Eizenstat Tells Why He Gave Waiver to IRS Commissioner

0 Comments | Insight on the News, May 14, 2001 | by John Berlau

President Clinton's deputy treasury secretary, Stuart Eizenstat, called Insight just after this magazine's deadline last week to explain why he gave IRS Commissioner Charles Rossotti a last-minute waiver of conflict-of-interest rules.

Under the waiver, which Eizenstat signed on Dec. 11, 2000, Rossotti was protected for failing to recuse himself from participating in many decisions that could affect the bottom line of American Management Systems (AMS). As Insight has reported Rossotti refuses to divest his millions of dollars in stock holdings in AMS, the information-technology company he cofounded, even though AMS has millions of dollars in contracts with IRS (see "A Taxing Dilemma," April 23).

Eizenstat tells Insight that there was a pressing need to process the waiver because, without it, Rossotti would have had to sell his stock to remain commissioner. "He had to know whether to sell this stock or not," says Eizenstat, now a partner at the Washington law firm of Covington & Burling and a public-policy scholar at the Wilson Center.

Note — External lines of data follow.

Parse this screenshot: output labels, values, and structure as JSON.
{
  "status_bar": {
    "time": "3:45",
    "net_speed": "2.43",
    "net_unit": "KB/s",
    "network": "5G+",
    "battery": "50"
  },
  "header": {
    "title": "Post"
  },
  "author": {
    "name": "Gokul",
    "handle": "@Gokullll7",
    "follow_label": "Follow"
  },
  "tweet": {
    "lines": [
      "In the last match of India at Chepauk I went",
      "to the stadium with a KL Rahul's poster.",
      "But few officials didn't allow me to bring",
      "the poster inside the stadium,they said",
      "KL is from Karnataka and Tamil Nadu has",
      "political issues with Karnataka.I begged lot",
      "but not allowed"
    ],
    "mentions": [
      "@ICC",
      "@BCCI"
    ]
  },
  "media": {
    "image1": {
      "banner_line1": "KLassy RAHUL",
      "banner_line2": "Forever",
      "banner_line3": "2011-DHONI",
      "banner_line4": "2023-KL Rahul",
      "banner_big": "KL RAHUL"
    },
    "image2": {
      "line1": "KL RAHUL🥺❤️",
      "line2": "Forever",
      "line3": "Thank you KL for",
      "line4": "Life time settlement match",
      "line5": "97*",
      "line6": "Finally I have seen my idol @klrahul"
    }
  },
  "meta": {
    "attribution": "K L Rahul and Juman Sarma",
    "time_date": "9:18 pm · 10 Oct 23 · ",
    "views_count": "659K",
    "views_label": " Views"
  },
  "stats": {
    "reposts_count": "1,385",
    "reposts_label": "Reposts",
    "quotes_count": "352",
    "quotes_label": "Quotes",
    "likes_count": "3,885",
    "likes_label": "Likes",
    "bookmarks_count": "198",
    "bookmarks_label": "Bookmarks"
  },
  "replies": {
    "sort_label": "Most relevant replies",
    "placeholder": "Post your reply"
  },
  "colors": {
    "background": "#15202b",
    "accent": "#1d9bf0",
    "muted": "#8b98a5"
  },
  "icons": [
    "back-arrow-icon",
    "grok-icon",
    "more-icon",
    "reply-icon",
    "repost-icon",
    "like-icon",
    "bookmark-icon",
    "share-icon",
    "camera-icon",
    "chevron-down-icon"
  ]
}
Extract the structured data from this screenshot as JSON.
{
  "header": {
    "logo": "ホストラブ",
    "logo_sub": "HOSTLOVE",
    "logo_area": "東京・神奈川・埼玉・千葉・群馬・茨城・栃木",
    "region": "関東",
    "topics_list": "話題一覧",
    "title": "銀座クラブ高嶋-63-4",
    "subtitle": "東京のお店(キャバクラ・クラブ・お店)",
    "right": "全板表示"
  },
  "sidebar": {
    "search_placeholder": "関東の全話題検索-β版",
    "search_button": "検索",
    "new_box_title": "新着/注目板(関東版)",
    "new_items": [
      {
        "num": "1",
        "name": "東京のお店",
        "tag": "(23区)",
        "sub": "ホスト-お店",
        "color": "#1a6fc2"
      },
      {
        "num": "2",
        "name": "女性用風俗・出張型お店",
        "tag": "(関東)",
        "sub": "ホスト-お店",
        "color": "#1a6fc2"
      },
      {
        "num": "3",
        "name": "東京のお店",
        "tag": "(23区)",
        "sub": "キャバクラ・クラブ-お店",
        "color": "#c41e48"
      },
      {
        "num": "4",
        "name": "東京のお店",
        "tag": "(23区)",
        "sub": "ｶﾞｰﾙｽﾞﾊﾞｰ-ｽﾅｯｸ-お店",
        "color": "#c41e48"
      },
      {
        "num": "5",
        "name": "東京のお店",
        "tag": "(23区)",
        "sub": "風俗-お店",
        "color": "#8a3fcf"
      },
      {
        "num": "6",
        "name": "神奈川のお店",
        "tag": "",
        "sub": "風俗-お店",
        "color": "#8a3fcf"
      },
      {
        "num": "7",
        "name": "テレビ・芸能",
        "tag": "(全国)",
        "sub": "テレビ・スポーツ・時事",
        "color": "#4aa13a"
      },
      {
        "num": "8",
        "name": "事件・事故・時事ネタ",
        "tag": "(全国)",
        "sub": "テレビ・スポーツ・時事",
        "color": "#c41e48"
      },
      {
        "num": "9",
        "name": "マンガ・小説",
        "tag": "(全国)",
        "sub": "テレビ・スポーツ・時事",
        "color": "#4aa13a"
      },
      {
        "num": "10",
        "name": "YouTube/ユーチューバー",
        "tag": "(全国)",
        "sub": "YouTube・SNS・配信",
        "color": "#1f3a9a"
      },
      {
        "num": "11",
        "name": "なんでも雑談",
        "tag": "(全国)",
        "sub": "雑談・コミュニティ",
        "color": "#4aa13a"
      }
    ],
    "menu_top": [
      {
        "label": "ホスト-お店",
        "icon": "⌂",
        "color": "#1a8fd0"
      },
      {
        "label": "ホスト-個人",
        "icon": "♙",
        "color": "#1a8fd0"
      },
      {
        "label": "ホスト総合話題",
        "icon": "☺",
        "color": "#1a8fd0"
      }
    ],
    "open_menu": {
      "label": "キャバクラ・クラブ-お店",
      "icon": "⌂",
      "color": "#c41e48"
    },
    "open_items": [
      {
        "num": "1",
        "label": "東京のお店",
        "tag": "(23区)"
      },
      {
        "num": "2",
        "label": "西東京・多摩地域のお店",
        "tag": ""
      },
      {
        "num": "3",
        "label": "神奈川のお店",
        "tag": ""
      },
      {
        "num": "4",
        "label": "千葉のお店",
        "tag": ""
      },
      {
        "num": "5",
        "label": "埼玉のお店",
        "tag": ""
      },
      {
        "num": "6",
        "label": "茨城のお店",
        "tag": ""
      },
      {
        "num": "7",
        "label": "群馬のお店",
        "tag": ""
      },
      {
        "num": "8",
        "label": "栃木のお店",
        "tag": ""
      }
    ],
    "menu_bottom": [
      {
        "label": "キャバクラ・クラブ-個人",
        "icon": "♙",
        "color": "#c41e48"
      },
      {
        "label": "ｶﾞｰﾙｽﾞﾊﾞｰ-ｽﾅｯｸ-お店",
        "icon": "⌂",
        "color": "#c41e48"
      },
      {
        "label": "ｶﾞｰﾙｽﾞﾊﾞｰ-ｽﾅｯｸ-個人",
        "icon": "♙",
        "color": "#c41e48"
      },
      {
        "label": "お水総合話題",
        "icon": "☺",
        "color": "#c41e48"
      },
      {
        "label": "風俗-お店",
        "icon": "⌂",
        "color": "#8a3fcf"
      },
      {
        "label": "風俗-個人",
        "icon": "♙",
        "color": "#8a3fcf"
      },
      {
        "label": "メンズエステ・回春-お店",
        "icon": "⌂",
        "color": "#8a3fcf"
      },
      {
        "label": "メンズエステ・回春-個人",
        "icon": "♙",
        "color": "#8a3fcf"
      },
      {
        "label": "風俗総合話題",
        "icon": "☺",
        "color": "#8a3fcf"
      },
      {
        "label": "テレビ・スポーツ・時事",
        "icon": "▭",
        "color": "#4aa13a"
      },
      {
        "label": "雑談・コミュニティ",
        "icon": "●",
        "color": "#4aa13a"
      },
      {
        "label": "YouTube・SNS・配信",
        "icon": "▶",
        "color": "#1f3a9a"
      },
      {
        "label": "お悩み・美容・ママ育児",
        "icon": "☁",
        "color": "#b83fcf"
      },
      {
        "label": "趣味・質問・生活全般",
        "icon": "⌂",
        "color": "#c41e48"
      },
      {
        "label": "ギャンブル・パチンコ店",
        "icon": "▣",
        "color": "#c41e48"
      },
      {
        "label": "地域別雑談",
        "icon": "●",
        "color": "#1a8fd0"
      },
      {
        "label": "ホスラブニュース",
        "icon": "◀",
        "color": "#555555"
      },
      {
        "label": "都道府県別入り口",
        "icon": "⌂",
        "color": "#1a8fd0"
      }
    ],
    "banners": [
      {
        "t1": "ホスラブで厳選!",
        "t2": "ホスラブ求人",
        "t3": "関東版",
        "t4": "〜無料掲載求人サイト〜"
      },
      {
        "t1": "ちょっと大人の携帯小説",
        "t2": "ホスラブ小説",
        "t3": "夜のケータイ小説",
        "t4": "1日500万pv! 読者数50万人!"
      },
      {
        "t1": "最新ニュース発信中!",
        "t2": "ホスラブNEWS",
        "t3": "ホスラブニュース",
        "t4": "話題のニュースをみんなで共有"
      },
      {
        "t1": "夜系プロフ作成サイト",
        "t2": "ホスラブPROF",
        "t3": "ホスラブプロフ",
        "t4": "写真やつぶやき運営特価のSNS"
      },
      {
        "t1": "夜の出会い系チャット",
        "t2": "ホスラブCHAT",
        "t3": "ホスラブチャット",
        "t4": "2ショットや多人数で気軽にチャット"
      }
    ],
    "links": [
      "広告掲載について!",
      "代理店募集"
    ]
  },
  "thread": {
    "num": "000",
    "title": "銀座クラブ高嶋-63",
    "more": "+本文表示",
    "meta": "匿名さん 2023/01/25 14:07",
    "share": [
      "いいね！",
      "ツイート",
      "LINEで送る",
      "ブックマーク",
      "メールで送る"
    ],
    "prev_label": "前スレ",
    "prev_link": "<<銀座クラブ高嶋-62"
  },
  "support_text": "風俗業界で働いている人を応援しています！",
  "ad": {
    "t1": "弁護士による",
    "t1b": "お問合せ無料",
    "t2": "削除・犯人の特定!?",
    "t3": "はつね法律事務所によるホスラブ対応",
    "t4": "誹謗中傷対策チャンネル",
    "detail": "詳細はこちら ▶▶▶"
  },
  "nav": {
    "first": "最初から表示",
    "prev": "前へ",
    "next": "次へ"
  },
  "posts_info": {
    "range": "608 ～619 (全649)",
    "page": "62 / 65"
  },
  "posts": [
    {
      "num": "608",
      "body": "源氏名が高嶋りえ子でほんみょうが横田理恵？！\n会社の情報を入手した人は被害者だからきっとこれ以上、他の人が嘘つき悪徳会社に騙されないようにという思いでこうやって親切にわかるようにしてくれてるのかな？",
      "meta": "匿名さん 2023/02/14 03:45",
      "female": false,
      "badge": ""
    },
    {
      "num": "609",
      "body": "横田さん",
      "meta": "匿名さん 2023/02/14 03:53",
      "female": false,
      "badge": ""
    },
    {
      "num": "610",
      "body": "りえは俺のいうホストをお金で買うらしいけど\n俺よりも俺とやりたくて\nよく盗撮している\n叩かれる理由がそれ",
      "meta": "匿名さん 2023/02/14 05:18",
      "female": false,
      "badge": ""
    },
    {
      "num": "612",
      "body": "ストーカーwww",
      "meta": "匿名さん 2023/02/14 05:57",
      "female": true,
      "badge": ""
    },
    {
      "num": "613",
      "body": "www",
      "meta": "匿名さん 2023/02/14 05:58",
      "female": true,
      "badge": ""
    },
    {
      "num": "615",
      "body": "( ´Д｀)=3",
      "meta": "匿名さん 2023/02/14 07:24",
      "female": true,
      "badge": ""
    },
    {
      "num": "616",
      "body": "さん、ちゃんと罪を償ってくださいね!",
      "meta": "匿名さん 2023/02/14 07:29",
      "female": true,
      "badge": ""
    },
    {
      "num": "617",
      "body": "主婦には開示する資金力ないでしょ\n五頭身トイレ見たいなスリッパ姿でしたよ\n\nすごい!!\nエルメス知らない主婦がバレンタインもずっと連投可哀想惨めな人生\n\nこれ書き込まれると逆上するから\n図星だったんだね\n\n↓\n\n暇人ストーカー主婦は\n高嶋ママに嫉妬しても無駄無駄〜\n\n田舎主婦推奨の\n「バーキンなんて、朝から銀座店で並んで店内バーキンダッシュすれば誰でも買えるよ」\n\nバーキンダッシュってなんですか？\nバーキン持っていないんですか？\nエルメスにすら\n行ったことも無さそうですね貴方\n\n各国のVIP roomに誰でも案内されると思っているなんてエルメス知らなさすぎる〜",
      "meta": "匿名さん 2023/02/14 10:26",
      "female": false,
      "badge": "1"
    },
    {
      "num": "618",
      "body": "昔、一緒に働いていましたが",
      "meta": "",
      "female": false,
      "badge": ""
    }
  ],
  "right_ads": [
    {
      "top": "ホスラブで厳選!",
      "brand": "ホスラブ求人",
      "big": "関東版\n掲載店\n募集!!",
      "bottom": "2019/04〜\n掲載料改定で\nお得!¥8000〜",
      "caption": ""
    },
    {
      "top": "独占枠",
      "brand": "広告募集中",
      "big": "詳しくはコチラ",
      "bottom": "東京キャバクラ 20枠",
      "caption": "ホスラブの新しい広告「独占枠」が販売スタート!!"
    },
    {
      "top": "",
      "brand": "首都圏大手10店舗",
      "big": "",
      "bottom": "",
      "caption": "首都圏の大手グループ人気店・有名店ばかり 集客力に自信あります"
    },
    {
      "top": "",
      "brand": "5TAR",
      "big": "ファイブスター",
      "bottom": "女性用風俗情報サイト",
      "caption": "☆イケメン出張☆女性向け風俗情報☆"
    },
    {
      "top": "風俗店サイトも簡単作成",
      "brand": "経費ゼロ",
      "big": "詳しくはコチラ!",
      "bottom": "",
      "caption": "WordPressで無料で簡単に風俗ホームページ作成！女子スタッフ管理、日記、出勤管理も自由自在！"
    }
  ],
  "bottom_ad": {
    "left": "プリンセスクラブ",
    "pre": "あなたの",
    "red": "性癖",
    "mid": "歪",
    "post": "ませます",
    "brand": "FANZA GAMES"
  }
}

Eizenstat defended his decision to sign the waiver but put responsibility for the signing on Kenneth Schmalzbach, Treasury's assistant general counsel for law and ethics. "Ken Schmalzbach is about as tough an ethics officer as you can get, and when he made this recommendation [to grant the waiver] to me, I had no reason to challenge it."

Eizenstat seemed to be misinformed about the extent of Rossotti's AMS holdings, telling Insight that they "were not that substantial." Informed that Rossotti and his wife hold between $16 million and $80 million in AMS stock, according to his latest financial-disclosure form, the former deputy treasury secretary retreated: "You really should talk to Ken, because it was his recommendation that I followed. He's the one that reviewed this and suggested I take this position."

Schmalzbach has not returned Insight's telephone calls.